ということで、野村誠竹澤悦子のコラボレーションに、沢井一恵先生が加わったら、どんなことになるのでしょう?という可能性を探すような一日でした。具体的には、ただ3人で、ずっとお喋りをしていて、お互いの音楽観や体験などを、ゆっくりお話させていただきました。グバイドゥーリナのコンチェルトを演奏した時の指揮者のシャルル・デュトワとのやりとりとか、加古隆さん作曲のコンチェルトを演奏しに、エストニアツアーした時のお話、教育観や箏の可能性についてのお話。十七絃の音色について。フィリピン大学に箏を寄贈された話。その一つ一つが、面白過ぎる冒険話や体験談で、全部、録音しておけば良かったと後悔するくらいに、面白いお話でした。ということで、一恵先生と共演することになりそうです。
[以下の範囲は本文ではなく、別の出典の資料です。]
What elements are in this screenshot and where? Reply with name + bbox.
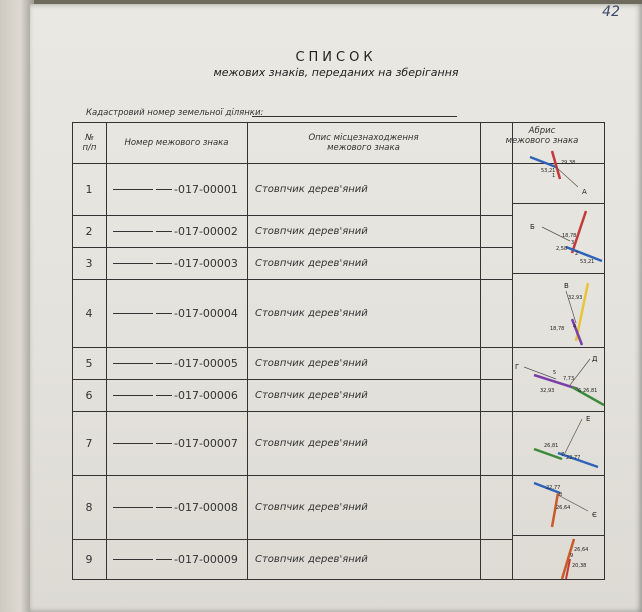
row-number: 6 bbox=[85, 388, 93, 402]
svg-text:7: 7 bbox=[561, 452, 565, 458]
sketch-mark-3 bbox=[550, 282, 588, 345]
svg-text:22,77: 22,77 bbox=[546, 485, 561, 491]
col-divider bbox=[247, 123, 248, 579]
col-divider bbox=[480, 123, 481, 579]
svg-text:Е: Е bbox=[586, 415, 591, 423]
mark-code-text: -017-00007 bbox=[174, 436, 238, 450]
svg-text:22,77: 22,77 bbox=[566, 455, 581, 461]
code-blank bbox=[156, 312, 172, 314]
code-blank bbox=[156, 506, 172, 508]
row-number: 3 bbox=[85, 256, 93, 270]
mark-code-text: -017-00006 bbox=[174, 388, 238, 402]
code-blank bbox=[156, 394, 172, 396]
svg-text:53,21: 53,21 bbox=[541, 168, 556, 174]
svg-text:26,81: 26,81 bbox=[544, 443, 559, 449]
code-blank bbox=[113, 230, 153, 232]
code-blank bbox=[156, 362, 172, 364]
header-code: Номер межового знака bbox=[124, 138, 229, 148]
header-num: № п/п bbox=[82, 133, 97, 153]
svg-text:Б: Б bbox=[530, 223, 535, 231]
code-blank bbox=[113, 362, 153, 364]
mark-code bbox=[113, 279, 243, 347]
svg-text:18,78: 18,78 bbox=[562, 233, 577, 239]
svg-text:В: В bbox=[564, 282, 569, 290]
row-number: 2 bbox=[85, 224, 93, 238]
svg-text:4: 4 bbox=[573, 324, 577, 330]
row-number: 1 bbox=[85, 182, 93, 196]
document-title: СПИСОК bbox=[295, 50, 377, 65]
row-number: 7 bbox=[85, 436, 93, 450]
col-divider bbox=[106, 123, 107, 579]
mark-code-text: -017-00002 bbox=[174, 224, 238, 238]
header-sketch: Абрис межового знака bbox=[505, 126, 579, 146]
mark-code bbox=[113, 163, 243, 215]
mark-code bbox=[113, 475, 243, 539]
document-subtitle: межових знаків, переданих на зберігання bbox=[213, 66, 459, 79]
sketch-mark-7 bbox=[562, 539, 588, 579]
code-blank bbox=[156, 230, 172, 232]
code-blank bbox=[156, 188, 172, 190]
svg-text:29,38: 29,38 bbox=[561, 160, 576, 166]
svg-text:32,93: 32,93 bbox=[568, 295, 583, 301]
mark-code-text: -017-00003 bbox=[174, 256, 238, 270]
cadastral-number-label: Кадастровий номер земельної ділянки: bbox=[86, 108, 264, 118]
row-number: 4 bbox=[85, 306, 93, 320]
boundary-marks-table bbox=[72, 122, 605, 580]
sketch-mark-1 bbox=[530, 151, 587, 196]
svg-text:А: А bbox=[582, 188, 587, 196]
mark-description: Стовпчик дерев'яний bbox=[255, 225, 368, 237]
mark-description: Стовпчик дерев'яний bbox=[255, 553, 368, 565]
sketch-mark-6 bbox=[534, 483, 597, 527]
header-description: Опис місцезнаходження межового знака bbox=[308, 133, 419, 153]
mark-code-text: -017-00001 bbox=[174, 182, 238, 196]
svg-text:26,64: 26,64 bbox=[556, 505, 571, 511]
row-number: 9 bbox=[85, 552, 93, 566]
row-number: 5 bbox=[85, 356, 93, 370]
svg-text:26,81: 26,81 bbox=[583, 388, 598, 394]
mark-code bbox=[113, 411, 243, 475]
code-blank bbox=[156, 442, 172, 444]
code-blank bbox=[156, 558, 172, 560]
mark-description: Стовпчик дерев'яний bbox=[255, 307, 368, 319]
mark-code-text: -017-00009 bbox=[174, 552, 238, 566]
svg-text:9: 9 bbox=[570, 553, 574, 559]
mark-description: Стовпчик дерев'яний bbox=[255, 357, 368, 369]
sketch-mark-4 bbox=[515, 355, 604, 405]
code-blank bbox=[113, 442, 153, 444]
sketch-mark-2 bbox=[530, 211, 602, 265]
svg-text:53,21: 53,21 bbox=[580, 259, 595, 265]
cadastral-number-blank bbox=[252, 116, 457, 117]
mark-code bbox=[113, 215, 243, 247]
svg-text:Г: Г bbox=[515, 363, 520, 371]
mark-description: Стовпчик дерев'яний bbox=[255, 437, 368, 449]
mark-description: Стовпчик дерев'яний bbox=[255, 183, 368, 195]
svg-text:32,93: 32,93 bbox=[540, 388, 555, 394]
svg-text:2: 2 bbox=[575, 251, 579, 257]
sketch-column bbox=[512, 149, 604, 579]
svg-text:7,73: 7,73 bbox=[563, 376, 575, 382]
mark-code bbox=[113, 347, 243, 379]
mark-code bbox=[113, 539, 243, 579]
mark-description: Стовпчик дерев'яний bbox=[255, 389, 368, 401]
page-number: 42 bbox=[602, 4, 620, 20]
code-blank bbox=[113, 188, 153, 190]
mark-code bbox=[113, 379, 243, 411]
mark-code-text: -017-00005 bbox=[174, 356, 238, 370]
left-page-edge bbox=[0, 0, 34, 612]
svg-text:Є: Є bbox=[592, 511, 597, 519]
mark-code-text: -017-00008 bbox=[174, 500, 238, 514]
svg-text:2,58: 2,58 bbox=[556, 246, 568, 252]
mark-description: Стовпчик дерев'яний bbox=[255, 257, 368, 269]
mark-description: Стовпчик дерев'яний bbox=[255, 501, 368, 513]
svg-text:8: 8 bbox=[559, 492, 563, 498]
svg-text:5: 5 bbox=[553, 370, 557, 376]
svg-text:3: 3 bbox=[571, 240, 575, 246]
code-blank bbox=[156, 262, 172, 264]
row-number: 8 bbox=[85, 500, 93, 514]
sketch-mark-5 bbox=[534, 415, 598, 467]
code-blank bbox=[113, 394, 153, 396]
code-blank bbox=[113, 558, 153, 560]
code-blank bbox=[113, 506, 153, 508]
svg-text:26,64: 26,64 bbox=[574, 547, 589, 553]
mark-code-text: -017-00004 bbox=[174, 306, 238, 320]
mark-code bbox=[113, 247, 243, 279]
svg-text:1: 1 bbox=[552, 173, 556, 179]
document-page bbox=[30, 4, 642, 612]
svg-text:20,38: 20,38 bbox=[572, 563, 587, 569]
code-blank bbox=[113, 262, 153, 264]
svg-text:18,78: 18,78 bbox=[550, 326, 565, 332]
svg-text:Д: Д bbox=[592, 355, 598, 363]
code-blank bbox=[113, 312, 153, 314]
svg-text:6: 6 bbox=[578, 388, 582, 394]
そのために、もっと箏と一恵先生についても、勉強しようと思い、ワクワクしながら新幹線に乗りました。

帰宅後、沢井一恵「現代邦楽の世界」というCDを聴きました。これは、本当に名盤です。石井真木、入野義朗、杵屋正邦、沢井忠夫、細川俊夫武満徹の作品が収録されています。1979年と1983年の録音の復刻版。武満の「海へ」は、アルトフルートとギターの名曲ですが、これをアルトフルートと十七絃でやっていて、本当にこれが十七絃で演奏できたのか、と楽器を知る者としては驚愕であり、その音色の豊かさに、感嘆せざる得ません。沢井忠夫の名曲も含めて、十七絃という楽器を、70年代に一恵先生は、ここまで昇華させていたのだ、と今更ながら、圧倒される。これは名盤です。お持ちでない方は、購入して聴いておくことをお薦めします。

そして、沢井一恵/ジョン・ケージ「3つのダンス」というCDも素晴らしい。このCDは、もともと持っており愛聴していたのですが、このリマスター版で、また音色がより楽しめる、いいアルバムです。クリスチャン・ウォルフの独奏曲も美しく、加古隆さんのコンチェルトも力作で、全然侮れません。

聴いたことがない方は、是非、ご購入をお勧めします。